Bybit Hack Considerations

March 1, 2026Crimson7 Research Team
threat intelligencesupply chainincident analysis

What Happened

In February 2025, cryptocurrency exchange Bybit suffered a breach resulting in the theft of approximately $1.5 billion in Ethereum and related tokens. The attack, attributed to North Korea's Lazarus Group, exploited a supply chain compromise rather than direct infrastructure exploitation - a pattern that carries important lessons for all organizations managing high-value digital assets.

The Attack Chain

The breach followed a sophisticated multi-stage supply chain attack:

  1. Third-Party Compromise - Attackers first compromised Safe{Wallet}, a multi-signature wallet infrastructure provider used by Bybit for cold storage management.
  2. Developer Machine Access - Through social engineering of a Safe developer, the attackers gained access to cloud development infrastructure.
  3. UI Manipulation - Rather than modifying the smart contract logic directly, the attackers injected malicious JavaScript into the Safe{Wallet} web interface.

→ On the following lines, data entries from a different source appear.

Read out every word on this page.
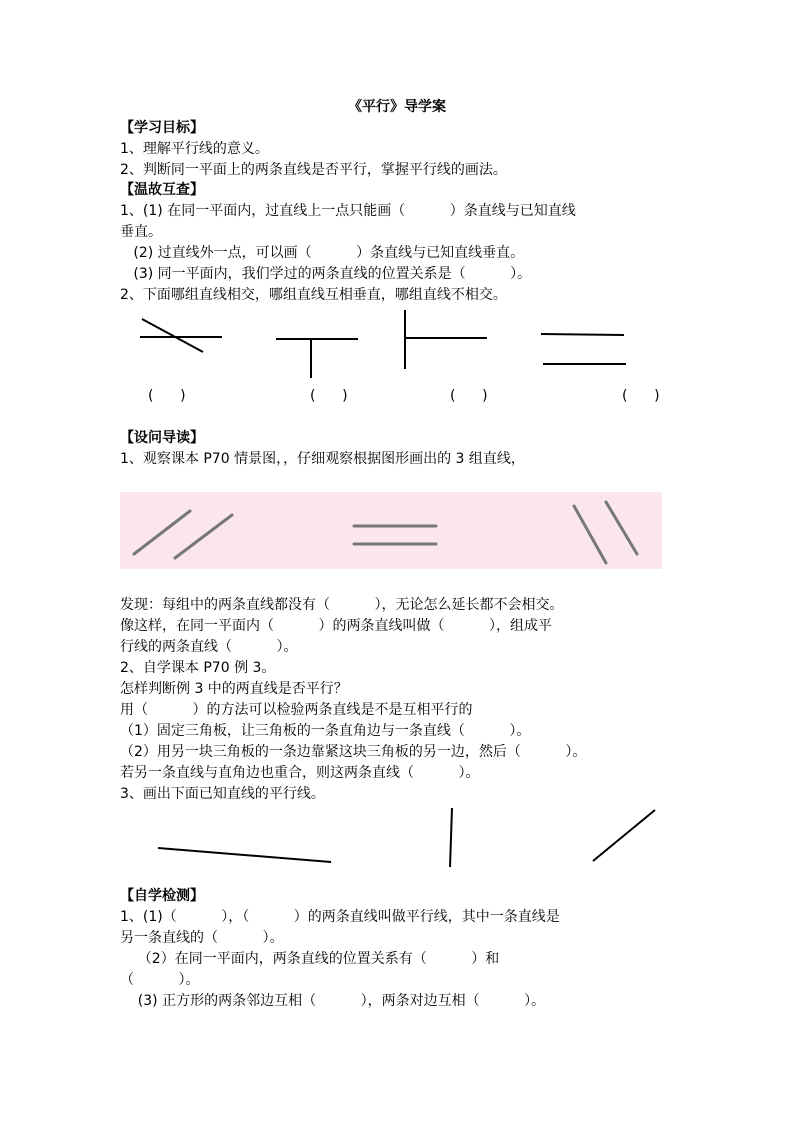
《平行》导学案
【学习目标】
1、理解平行线的意义。
2、判断同一平面上的两条直线是否平行，掌握平行线的画法。
【温故互查】
1、(1) 在同一平面内，过直线上一点只能画（          ）条直线与已知直线
垂直。
(2) 过直线外一点，可以画（          ）条直线与已知直线垂直。
(3) 同一平面内，我们学过的两条直线的位置关系是（          ）。
2、下面哪组直线相交，哪组直线互相垂直，哪组直线不相交。
(      )	(      )	(      )	(      )
【设问导读】
1、观察课本 P70 情景图，，仔细观察根据图形画出的 3 组直线，
发现：每组中的两条直线都没有（          ），无论怎么延长都不会相交。
像这样，在同一平面内（          ）的两条直线叫做（          ），组成平
行线的两条直线（          ）。
2、自学课本 P70 例 3。
怎样判断例 3 中的两直线是否平行？
用（          ）的方法可以检验两条直线是不是互相平行的
（1）固定三角板，让三角板的一条直角边与一条直线（          ）。
（2）用另一块三角板的一条边靠紧这块三角板的另一边，然后（          ）。
若另一条直线与直角边也重合，则这两条直线（          ）。
3、画出下面已知直线的平行线。
【自学检测】
1、(1)（          ），（          ）的两条直线叫做平行线，其中一条直线是
另一条直线的（          ）。
（2）在同一平面内，两条直线的位置关系有（          ）和
（          ）。
(3) 正方形的两条邻边互相（          ），两条对边互相（          ）。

This is the critical innovation - the transaction signing UI displayed correct transaction details to the human signers, while the actual transaction payload was modified.
  4. Multi-Sig Bypass - Because each authorized signer saw a legitimate-looking transaction in their browser, all required signatures were collected for what appeared to be a routine cold-to-warm wallet transfer.
  5. Fund Extraction - With valid multi-sig authorization, the modified transaction redirected approximately 401,347 ETH to attacker-controlled addresses.

Key Takeaways

1. Supply Chain Attacks Target Trust Relationships

The attackers didn't need to breach Bybit's infrastructure directly. By compromising a trusted vendor's interface, they bypassed Bybit's internal security controls entirely. This mirrors a broader trend: why attack the castle when you can compromise the bridge builder?

Defensive action: Map your critical vendor dependencies and assess each one's security posture. For vendors handling transaction signing or authorization workflows, demand evidence of:

  • Secure development lifecycle practices
  • Code signing and deployment integrity verification
  • Regular third-party penetration testing focused on supply chain risks

2. Browser-Based Verification is Insufficient

The core vulnerability was the assumption that what signers saw in their browser matched what was being submitted to the blockchain. This is a fundamental limitation of web-based interfaces for high-value operations.

Defensive action: For critical financial operations, implement out-of-band verification:

  • Hardware wallet displays that show transaction details independently of the web interface
  • Secondary verification channels (e.g., a separate read-only node that independently computes expected transaction hashes)
  • Time-delayed execution with automated monitoring for discrepancies during the delay window

3. Multi-Signature is Not Multi-Verification

Having multiple signers provides no additional security if all signers use the same compromised interface. Multi-sig protects against a single compromised key; it does not protect against a compromised signing environment.

Defensive action: Enforce signer diversity:

  • Require signers to use different software interfaces
  • Implement at least one hardware-based signer that cannot be influenced by web UI manipulation
  • Consider requiring signers to independently verify transaction parameters through separate tooling

4. The Speed of Cryptocurrency Laundering

Within hours of the theft, the attackers began distributing funds across thousands of addresses using automated mixing and cross-chain bridge protocols. Despite the transparent nature of blockchain transactions, the speed and sophistication of the laundering operation made recovery extremely difficult.

Defensive action: Pre-position incident response capabilities:

  • Maintain relationships with blockchain analysis firms before an incident occurs
  • Implement automated monitoring for large outbound transfers with configurable delay mechanisms
  • Practice incident response scenarios specific to cryptocurrency theft

Architectural Recommendations

For organizations managing significant cryptocurrency holdings, the Bybit breach suggests several architectural improvements:

  • Air-gapped signing - Transaction creation and signing should occur on isolated systems without internet connectivity
  • Reproducible builds - All software used in signing workflows should be built from verified source code using deterministic build processes
  • Transaction simulation - Before signing, simulate the transaction against a fork of the current blockchain state and verify the expected outcome matches the displayed details
  • Anomaly detection - Monitor for deviations between historical transaction patterns and proposed operations

The Bigger Picture

The Bybit breach is not just a cryptocurrency story. It demonstrates that even organizations with significant security investment and multi-layered authorization controls are vulnerable to supply chain compromises that target the human-computer interface. As financial systems increasingly rely on web-based interfaces for critical operations, the integrity of those interfaces - and the entire software supply chain behind them - becomes a primary attack surface.

Every organization should ask: if a trusted vendor's interface was silently modified, would our verification processes catch it before authorization was granted?